Außenministerin Annalena Baerbock (Grüne) hatte das Vorhaben, die
Revolutionsgarden auf die EU-Terrorliste zu setzen, selbst Ende Oktober
öffentlich bekannt gemacht. Man stehe den Menschen im Iran bei. Aber
Baerbock betonte, dass Sanktionen und Maßnahmen rechtssicher sein müssten.
## Ermittlungen sind politisch brisant
Erst am Mittwoch hatte Katja Keul, Staatsministerin im Auswärtigen Amt, im
Bundestag zu den rechtlichen Voraussetzungen erklärt, dass eine Möglichkeit
für die Aufnahme der Revolutionsgarden auf die EU-Terrorliste bestünde,
„wenn es in einem der EU-Mitgliedstaaten bereits entweder Ermittlungen oder
eine Strafverfolgung wegen einer terroristischen Handlung oder des
Versuchs, eine terroristische Handlung zu begehen oder sie zu erleichtern,
gibt.“ Entsprechende Ermittlungen oder eine Verurteilung im Zusammenhang
mit den islamischen Revolutionsgarden gebe es bislang in keinem
EU-Mitgliedstaat, sagte Keul.
CDU-Außenpolitiker Norbert Röttgen, der die Frage dazu im Bundestag
gestellt hatte, erklärte am Freitag der taz nach Bekanntwerden der
Ermittlungen zu den Anschlägen auf die Synagogen in Nordrhein-Westfalen:
„Wenn die Bundesregierung jetzt also nicht entsprechend handelt, dann liegt
das nicht an rechtlichen Voraussetzungen. Es heißt vielmehr, dass sie das
Ziel, die Revolutionsgarden auf die EU-Terrorliste zu setzen, nicht aktiv
verfolgt.“
Er teile nicht die rechtliche Auffassung, wonach es für eine
EU-Terrorlistung zunächst ein Ermittlungsverfahren im Zuge einer
terroristischen Handlung innerhalb der Europäischen Union bedürfe. „Einige
der bereits gelisteten Organisationen belegen das.“ Für Röttgen wären aber
ansonsten die Voraussetzungen auch längst erfüllt. „Die Revolutionsgarden
waren allein in den letzten Jahren an der Planung gleich mehrerer
Terrorakte innerhalb der EU beteiligt.“
Er verwies auf einen Fall in Deutschland, den die USA unter anderen
explizit aufführten, als sie die Revolutionsgarden auf die Terrorliste
aufnahmen: 2018 hatte die [5][Bundesanwaltschaft zehn mutmaßliche iranische
Agenten] enttarnt. Laut US-Botschaft in Deutschland sollen sie Verbindungen
zu den iranischen Revolutionsgarden gehabt und Terroranschläge geplant
haben.
## Mehrere Fälle mit Verbindungen zu Revolutionsgarden
Auch in weiteren Fällen gab es Verbindungen zu den Revolutionsgarden. Im
Mai 2022 hatte Israel bekannt gegeben, iranische Attentatspläne vereitelt
zu haben, die von den Revolutionsgarden ausgeführt werden sollten –
darunter auch auf einen US-General in Deutschland.

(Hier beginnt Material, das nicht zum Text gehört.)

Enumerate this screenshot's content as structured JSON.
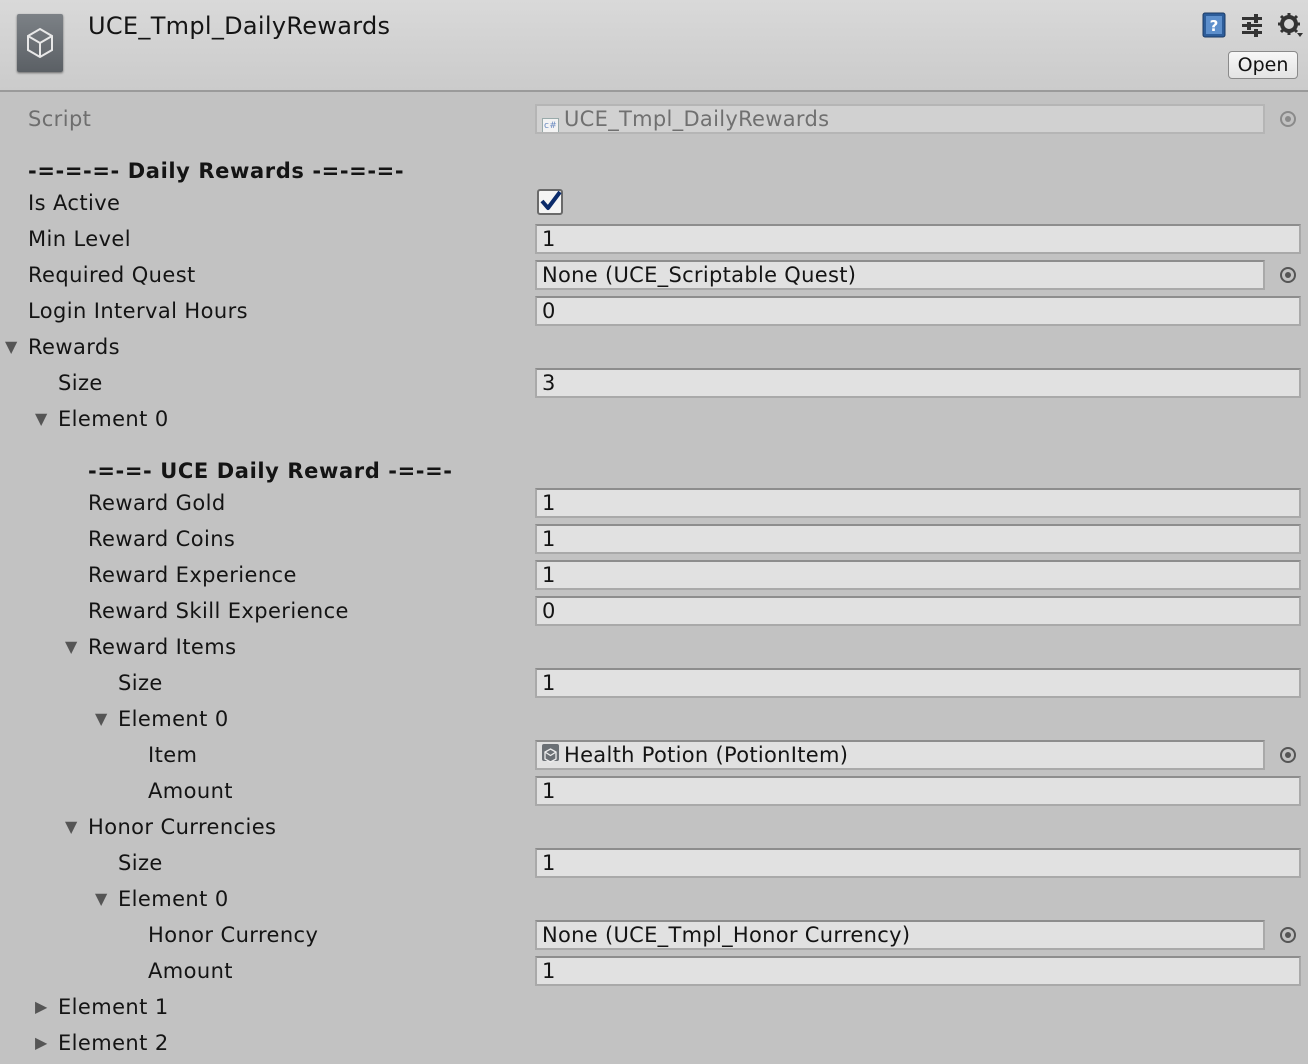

Im Jahr 2017 wurde ein Mann vom Kammergericht in Berlin wegen Spionage für
den Iran zu mehreren Jahren Haft verurteilt. Er hatte Verbindungen zu den
Quds-Kräften, einer Spezialeinheit der iranischen Revolutionsgarden, und
soll potenzielle Anschlagsziele ausgekundschaftet haben, darunter einen
französisch-israelischen Wirtschaftsprofessor sowie Reinhold Robbe (SPD),
ehemals Präsident der Deutsch-Israelischen Gesellschaft und früherer
Wehrbeauftragter des Bundestags.
Ali Fathollah-Nejad, Iran-Experte und Politikwissenschaftler an der
American University of Beirut, erklärte: „Man muss davon ausgehen, dass
hinter jeglicher Operation des Iran im Ausland die Revolutionsgarden
stehen.“ Die Revolutionsgarden nun auch in der EU auf die Terrorliste zu
setzen, wäre „ein starkes politisches Signal in Richtung Teheran, wo die
Revolutionsgarden fast einen heiligen Status haben“. Sie seien im Iran
omnipräsent. „Im Bezug auf den Geheimdienst, die Auslandsoperationen, aber
auch auf die Administration sind die Revolutionsgarden der dominante Player
im Iran.“
Mitte November hatte auch Grünen-Chef Omid Nouripour gefordert, die EU
solle die Revolutionsgarden auf die Terrorliste setzen. Diese seien „die
Hauptträger der Unterdrückung“.
## Schwere Menschenrechtsverletzungen im Iran
Die Revolutionsgarden sind direkt dem Revolutionsführer Ali Chamenei
unterstellt und wurden nach der islamistischen Revolution 1979 als
Gegengewicht zur regulären Armee gegründet. Die EU und das deutsche
Außenministerium werfen den Revolutionsgarden schwere
Menschenrechtsverletzungen vor. Mitte November wurden [6][neue
EU-Sanktionen] vor allem auch gegen deren inneren Machtzirkel beschlossen.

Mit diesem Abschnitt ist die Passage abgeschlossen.